Login • Lupa Password | Daftar segera dan nikmati pemasangan iklan baris secara gratis! |
DALAM seluruh kajian demokrasi klasik ataupun modern, hampir semuanya sepakat bahwasanya salah satu ciri khas demokrasi ialah adanya partisipasi politik, yang memberikan ruang bagi keadilan dan persamaan bagi semua warga negara (one man, one vote). Sejalan dengan itu, Herbert McClosky menegaskan bahwa partisipasi politik adalah kegiatan sukarela dari warga masyarakat melalui mana mereka mengambil bagian dalam proses pemilihan penguasa, secara langsung atau tidak langsung, dalam proses pembentukan kebijakan umum.
Di Indonesia, pemilihan umum (Pemilu) menjadi bagian yang sangat penting, karena Pemilu berperan sebagai mekanisme perubahan politik mengenai pola dan arah kebijakan publik mengenai sirkulasi elite secara periodik dan tertib (Surbakti dkk, 2008: 12). Seiring berjalanya waktu tuntutan pemilu yang jujur dan adil semakin tinggi, hal ini disebabkan oleh maraknya pelanggaran pemilu, politik uang, politik identitas yang menganggu proses pemilu yang berkualitas.
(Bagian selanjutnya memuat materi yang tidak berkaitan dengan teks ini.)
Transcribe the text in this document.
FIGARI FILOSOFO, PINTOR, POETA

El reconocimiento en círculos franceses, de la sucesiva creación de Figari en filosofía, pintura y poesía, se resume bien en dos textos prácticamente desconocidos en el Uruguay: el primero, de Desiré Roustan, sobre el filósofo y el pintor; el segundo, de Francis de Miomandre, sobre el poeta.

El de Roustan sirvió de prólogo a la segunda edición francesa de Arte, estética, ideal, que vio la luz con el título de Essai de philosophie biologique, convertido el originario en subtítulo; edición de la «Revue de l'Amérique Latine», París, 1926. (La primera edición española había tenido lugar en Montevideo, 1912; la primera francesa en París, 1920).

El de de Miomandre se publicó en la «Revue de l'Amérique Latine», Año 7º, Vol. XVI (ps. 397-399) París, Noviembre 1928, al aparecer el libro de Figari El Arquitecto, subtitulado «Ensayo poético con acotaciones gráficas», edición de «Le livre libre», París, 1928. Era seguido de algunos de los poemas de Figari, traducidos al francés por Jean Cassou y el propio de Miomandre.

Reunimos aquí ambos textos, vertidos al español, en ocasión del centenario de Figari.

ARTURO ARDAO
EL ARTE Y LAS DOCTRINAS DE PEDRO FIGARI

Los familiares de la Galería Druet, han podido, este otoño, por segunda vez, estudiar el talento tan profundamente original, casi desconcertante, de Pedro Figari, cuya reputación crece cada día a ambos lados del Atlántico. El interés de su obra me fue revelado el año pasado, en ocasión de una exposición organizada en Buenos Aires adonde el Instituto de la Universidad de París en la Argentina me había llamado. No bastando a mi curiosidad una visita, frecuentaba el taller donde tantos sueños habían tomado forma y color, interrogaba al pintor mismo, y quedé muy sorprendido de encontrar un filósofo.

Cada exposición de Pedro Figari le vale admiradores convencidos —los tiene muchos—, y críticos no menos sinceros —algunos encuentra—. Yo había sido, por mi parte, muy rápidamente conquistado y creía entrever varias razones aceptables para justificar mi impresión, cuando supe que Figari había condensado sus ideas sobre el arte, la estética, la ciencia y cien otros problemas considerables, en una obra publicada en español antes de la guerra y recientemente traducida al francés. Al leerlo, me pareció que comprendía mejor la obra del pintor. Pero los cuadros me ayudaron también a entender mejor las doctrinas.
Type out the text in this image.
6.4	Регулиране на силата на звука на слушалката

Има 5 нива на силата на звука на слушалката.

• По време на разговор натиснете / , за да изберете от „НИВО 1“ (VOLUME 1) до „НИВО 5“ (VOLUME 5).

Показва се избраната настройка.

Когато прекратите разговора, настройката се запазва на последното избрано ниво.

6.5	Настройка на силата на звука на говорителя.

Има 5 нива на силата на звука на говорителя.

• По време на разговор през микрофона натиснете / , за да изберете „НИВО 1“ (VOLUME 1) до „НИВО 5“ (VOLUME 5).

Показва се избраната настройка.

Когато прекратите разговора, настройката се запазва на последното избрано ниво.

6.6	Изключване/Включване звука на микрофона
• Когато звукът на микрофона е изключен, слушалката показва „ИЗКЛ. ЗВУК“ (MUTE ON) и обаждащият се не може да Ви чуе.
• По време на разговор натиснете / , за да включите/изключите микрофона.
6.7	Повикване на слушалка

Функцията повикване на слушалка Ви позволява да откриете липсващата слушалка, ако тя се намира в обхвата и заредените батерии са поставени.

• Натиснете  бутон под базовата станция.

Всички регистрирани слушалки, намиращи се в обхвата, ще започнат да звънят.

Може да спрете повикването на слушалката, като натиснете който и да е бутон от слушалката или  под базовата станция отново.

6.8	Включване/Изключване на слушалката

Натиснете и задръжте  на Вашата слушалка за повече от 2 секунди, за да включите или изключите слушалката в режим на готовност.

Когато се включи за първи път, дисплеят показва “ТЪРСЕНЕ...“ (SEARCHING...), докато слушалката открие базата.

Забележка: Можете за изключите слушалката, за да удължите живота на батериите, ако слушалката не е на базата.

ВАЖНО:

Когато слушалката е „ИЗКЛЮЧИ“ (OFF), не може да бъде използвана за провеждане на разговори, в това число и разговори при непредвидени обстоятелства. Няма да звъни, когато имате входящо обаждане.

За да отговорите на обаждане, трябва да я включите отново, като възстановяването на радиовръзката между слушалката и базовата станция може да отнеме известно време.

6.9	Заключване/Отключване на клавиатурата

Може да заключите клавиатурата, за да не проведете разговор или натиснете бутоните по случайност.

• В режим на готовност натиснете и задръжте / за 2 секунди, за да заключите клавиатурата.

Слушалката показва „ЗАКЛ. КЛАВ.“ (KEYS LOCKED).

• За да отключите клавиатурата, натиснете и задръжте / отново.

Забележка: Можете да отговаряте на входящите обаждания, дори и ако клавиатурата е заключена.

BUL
Badan Pengawas Pemilu (Bawaslu) menjadi jawaban dari pertanyaan, bagaimana menerapkan pemilu yang berkualitas di tengah-tengah masyarakat?
Bawaslu sebagai badan formal yang bertugas untuk mengawasi seluruh tahapan penyelenggaraan pemilu. UU No 7 Tahun 2017 dengan jelas memberikan amanat pengawasan pemilu mulai dari Bawaslu pusat, Bawaslu Pprovinsi, Bawaslu kabupaten/kota, Panwaslu kecamatan, Panwaslu kelurahan/desa dan Dewan Kehormatan Penyelenggara Pemilu (DKPP) yang khusus menangani pelanggaran etik oleh penyelenggara pemilu.
Urgensi Pengawasan Partisipatif
Berdasarkan data Bawaslu 2019, hasil penanganan pelanggaran. sebanyak 16.134 pelanggaran administrasi, 373 pelanggaran kode etik, 582 pelanggran pidana, 1.475 pelanggaran hukum lainya. Penulis beranggapan, kecenderungan pelanggaran di setiap pemilu salah satunya adalah keterbatasan jumlah pengawas, edukasi yang kurang komprehensif. Ya, tentunya hal itu menjadi premis sangat berpengaruh pada kesadaran masyarakat untuk berpartisiasi pada setiap tahapan dengan terlibat langsung atau memberikan laporan dalam proses pengawasan pemilu.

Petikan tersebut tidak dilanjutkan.